Apr 2026 session: optimization floor analysis
-
_evaluate_json_page is at the Python-level floor. Per-entry processing costs 4.2us across 13.7K entries. The cost is spread across dict.get (65K calls, 0.009s), str.endswith (21K, 0.003s), str operations (rsplit/find/split/startswith: ~0.005s total), object construction (15K new, 0.002s), and isinstance (19K, 0.002s). No single operation dominates. A py3-none-any fast path that replaces rsplit+set-lookup with a single endswith showed <2% improvement within noise. The function's self-time is fundamentally the cost of executing ~340 lines of Python bytecode per entry.
-
Resolution round counts are much lower than expected after caching. The two-level cache in _iter_found_candidates (experiment 18) reduced resolver iterations dramatically. flask+django+boto3+requests: 23 state pushes, 0 backtracks. fastapi[standard]: 48 pushes, 0 backtracks. COW state snapshots, IteratorMapping elimination, and other per-round optimizations have negligible impact at these scales.
-
Wall time is I/O-dominated after CPU optimizations. For flask+django+boto3+requests (826ms optimized), HTTP requests account for ~70% of wall time. The 41 HTTP requests (21 for index pages + 20 for metadata) are serialized by the resolver's sequential processing of packages. Our parallel prefetch infrastructure helps but can only overlap I/O for packages discovered through dependency traversal, not the initial set.
-
Benchmark results are highly sensitive to network conditions and cache state.

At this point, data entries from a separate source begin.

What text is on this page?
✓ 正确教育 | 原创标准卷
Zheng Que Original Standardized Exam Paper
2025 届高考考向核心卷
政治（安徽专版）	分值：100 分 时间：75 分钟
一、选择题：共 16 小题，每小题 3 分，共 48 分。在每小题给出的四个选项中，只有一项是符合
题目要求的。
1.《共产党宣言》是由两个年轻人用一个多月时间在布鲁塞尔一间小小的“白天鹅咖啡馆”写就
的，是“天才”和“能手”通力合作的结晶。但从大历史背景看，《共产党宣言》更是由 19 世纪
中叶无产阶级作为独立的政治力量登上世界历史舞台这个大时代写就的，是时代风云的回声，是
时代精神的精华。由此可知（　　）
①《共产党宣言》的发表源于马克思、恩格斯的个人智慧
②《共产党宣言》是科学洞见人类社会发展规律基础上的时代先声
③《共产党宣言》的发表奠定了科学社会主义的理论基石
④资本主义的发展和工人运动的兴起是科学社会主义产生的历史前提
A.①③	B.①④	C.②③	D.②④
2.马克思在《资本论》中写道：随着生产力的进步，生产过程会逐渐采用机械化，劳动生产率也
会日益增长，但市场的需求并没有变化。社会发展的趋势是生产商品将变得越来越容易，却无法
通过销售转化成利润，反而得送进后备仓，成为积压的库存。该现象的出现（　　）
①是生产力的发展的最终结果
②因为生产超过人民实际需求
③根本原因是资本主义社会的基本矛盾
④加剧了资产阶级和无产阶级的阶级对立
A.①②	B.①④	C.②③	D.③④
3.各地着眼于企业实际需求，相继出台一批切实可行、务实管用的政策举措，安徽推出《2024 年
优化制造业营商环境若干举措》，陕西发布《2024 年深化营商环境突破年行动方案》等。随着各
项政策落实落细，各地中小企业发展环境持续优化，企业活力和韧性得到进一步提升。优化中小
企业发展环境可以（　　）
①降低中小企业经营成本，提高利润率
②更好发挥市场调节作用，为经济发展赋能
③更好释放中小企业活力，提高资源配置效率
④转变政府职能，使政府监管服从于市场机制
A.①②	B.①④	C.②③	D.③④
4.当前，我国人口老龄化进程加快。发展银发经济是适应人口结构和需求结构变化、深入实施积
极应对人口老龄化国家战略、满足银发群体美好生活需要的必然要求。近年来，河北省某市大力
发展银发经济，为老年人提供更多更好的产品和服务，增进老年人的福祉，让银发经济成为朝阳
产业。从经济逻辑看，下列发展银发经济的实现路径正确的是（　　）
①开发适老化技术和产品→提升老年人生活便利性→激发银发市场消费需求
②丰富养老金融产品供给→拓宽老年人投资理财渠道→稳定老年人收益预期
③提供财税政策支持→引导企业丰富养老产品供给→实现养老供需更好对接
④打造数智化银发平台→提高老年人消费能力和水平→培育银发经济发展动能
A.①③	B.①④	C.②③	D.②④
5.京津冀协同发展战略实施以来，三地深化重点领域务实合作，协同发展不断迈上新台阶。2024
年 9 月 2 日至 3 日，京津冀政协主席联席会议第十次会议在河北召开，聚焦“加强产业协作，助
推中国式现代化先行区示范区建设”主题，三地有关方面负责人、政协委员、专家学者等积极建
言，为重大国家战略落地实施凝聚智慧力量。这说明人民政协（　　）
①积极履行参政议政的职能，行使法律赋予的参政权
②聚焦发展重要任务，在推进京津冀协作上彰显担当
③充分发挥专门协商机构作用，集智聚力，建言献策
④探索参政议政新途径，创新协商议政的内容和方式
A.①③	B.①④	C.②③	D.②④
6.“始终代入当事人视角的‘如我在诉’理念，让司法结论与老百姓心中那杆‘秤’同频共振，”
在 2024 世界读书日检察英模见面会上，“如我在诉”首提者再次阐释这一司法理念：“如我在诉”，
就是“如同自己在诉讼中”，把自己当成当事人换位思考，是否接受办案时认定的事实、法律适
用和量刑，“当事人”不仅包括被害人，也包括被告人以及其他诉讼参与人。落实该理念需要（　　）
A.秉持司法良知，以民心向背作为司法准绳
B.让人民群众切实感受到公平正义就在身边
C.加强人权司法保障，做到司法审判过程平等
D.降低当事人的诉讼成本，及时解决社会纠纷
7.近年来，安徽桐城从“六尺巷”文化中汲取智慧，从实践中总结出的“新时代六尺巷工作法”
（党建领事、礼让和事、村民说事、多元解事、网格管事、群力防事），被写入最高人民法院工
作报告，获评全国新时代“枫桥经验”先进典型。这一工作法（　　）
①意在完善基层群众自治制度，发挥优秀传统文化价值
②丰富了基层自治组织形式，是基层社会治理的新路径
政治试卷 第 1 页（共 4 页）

The same benchmark can vary 2-3x depending on HTTP cache warmth and network latency. Always use hyperfine with warmup runs and report median/mean with sigma. The "Using cached" lines in pip output indicate cache hits; "Downloading" indicates misses.
-
make_install_req_from_link serialize-reparse is wasteful but low-impact. The function serializes a Requirement to string then re-parses it through install_req_from_line (which does os.path.normpath, os.path.abspath, URL parsing, etc.). But with only 21 calls at 0.1ms each (2.2ms total), the absolute impact is negligible. Would only matter for workloads with thousands of direct requirements.
Local warehouse (PyPI) is running
A full warehouse instance is running via Docker at http://localhost:80/. The Simple API is at http://localhost:80/simple/. This enables end-to-end profiling of the entire pip → network → warehouse → database stack. The warehouse source at ../warehouse/ is live-reloaded by gunicorn — changes to warehouse/api/simple.py (the Simple API endpoint) take effect immediately. Manage with cd ../warehouse && docker compose [up -d | down | logs web].